Among microbial components, HNF are tiny organisms (from 5 to 20 μm) and it has been reported that HNF are not preferably consumed by calanoid copepods and often increase under grazing by calanoid copepods due to trophic cascade mediated by ciliates that mainly consume HNF (Bouvy et al. 2006). On the other hand, Pagano et al. (2006) have suggested the possibility of consumption of HNF by calanoid copepods because metabolic budgets for calanoid copepods suggested that consumption of phytoplankton could not balance their respiration needs. Insufficient energy can be satisfied by feeding upon HNF and/or detritus. In the present experiment, the response of HNF against T. turbinata feeding was prominent in the first experiment, and clearance rate for HNF showed similar range with other preferable prey items including diatoms and ciliates. However, in the second experiment, the response of HNF density and consequent clearance rates suggested no apparent feeding of T. turbinata on HNF. Additionally, T. turbinata showed high clearance rate only on Thalassiosira spp. The clearance rates on ciliates and Nitzschia spp. were lower than those measured in the first experiment. The results suggest that prey selection and consumption amounts can be modified by the presence of preferable prey item like Thalassiosira spp. in the environments. It has been suggested that genus Temora utilizes a broad range of food sources, but Temora often shows dietary shifts from omnivorous to a more herbivorous feeding mode with increase of phytoplankton abundance (Gentsch et al. 2009).

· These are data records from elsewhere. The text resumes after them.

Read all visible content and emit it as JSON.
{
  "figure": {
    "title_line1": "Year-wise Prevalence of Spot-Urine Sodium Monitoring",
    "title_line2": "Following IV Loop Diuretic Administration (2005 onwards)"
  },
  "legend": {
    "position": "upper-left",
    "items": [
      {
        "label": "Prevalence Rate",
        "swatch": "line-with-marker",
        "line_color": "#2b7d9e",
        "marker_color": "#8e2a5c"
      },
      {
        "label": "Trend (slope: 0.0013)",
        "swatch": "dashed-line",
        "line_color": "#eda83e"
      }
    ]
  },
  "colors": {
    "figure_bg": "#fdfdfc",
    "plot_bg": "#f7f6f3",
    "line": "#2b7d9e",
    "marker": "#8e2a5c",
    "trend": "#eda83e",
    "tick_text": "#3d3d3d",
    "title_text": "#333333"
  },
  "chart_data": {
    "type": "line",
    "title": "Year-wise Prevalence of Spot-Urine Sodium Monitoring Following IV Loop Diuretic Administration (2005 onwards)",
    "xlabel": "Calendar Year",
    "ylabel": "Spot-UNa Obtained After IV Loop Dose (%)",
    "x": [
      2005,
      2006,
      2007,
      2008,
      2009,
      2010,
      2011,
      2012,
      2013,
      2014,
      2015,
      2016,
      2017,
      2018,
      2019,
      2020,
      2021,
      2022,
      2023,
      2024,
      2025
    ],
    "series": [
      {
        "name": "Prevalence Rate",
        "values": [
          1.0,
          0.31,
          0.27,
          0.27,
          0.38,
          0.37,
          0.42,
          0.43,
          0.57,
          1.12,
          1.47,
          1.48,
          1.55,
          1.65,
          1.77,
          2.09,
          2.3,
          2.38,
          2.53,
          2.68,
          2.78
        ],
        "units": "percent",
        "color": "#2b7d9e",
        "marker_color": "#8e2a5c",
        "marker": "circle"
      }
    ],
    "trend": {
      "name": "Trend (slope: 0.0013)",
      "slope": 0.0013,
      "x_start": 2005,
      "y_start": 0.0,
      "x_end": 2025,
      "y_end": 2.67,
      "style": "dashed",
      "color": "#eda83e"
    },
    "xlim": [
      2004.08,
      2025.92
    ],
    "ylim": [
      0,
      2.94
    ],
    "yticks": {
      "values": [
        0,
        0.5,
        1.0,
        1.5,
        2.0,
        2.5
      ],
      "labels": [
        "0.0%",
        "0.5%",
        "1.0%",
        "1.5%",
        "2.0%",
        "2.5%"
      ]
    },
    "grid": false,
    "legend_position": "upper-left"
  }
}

In conclusion, our results suggest that HNF are possible alternative prey item for the calanoid copepod T. turbinata, but their contribution as food sources can be available when preferable diatom species are scarce. The role of HNF and ciliates as “linkages” between microbial production and upper trophic levels can be modified by diatom species composition.
The present experiments were carried out under limited laboratory condition and prey assemblages during short period. Temora turbinata is one of dominant calanoid copepods in the East Asian marginal seas. Further studies considering species composition and size-fractionation of microbial components are necessary for the better understanding of prey selectivity of T. turbinata and its role as linkage between microbial production and upper trophic levels in coastal areas.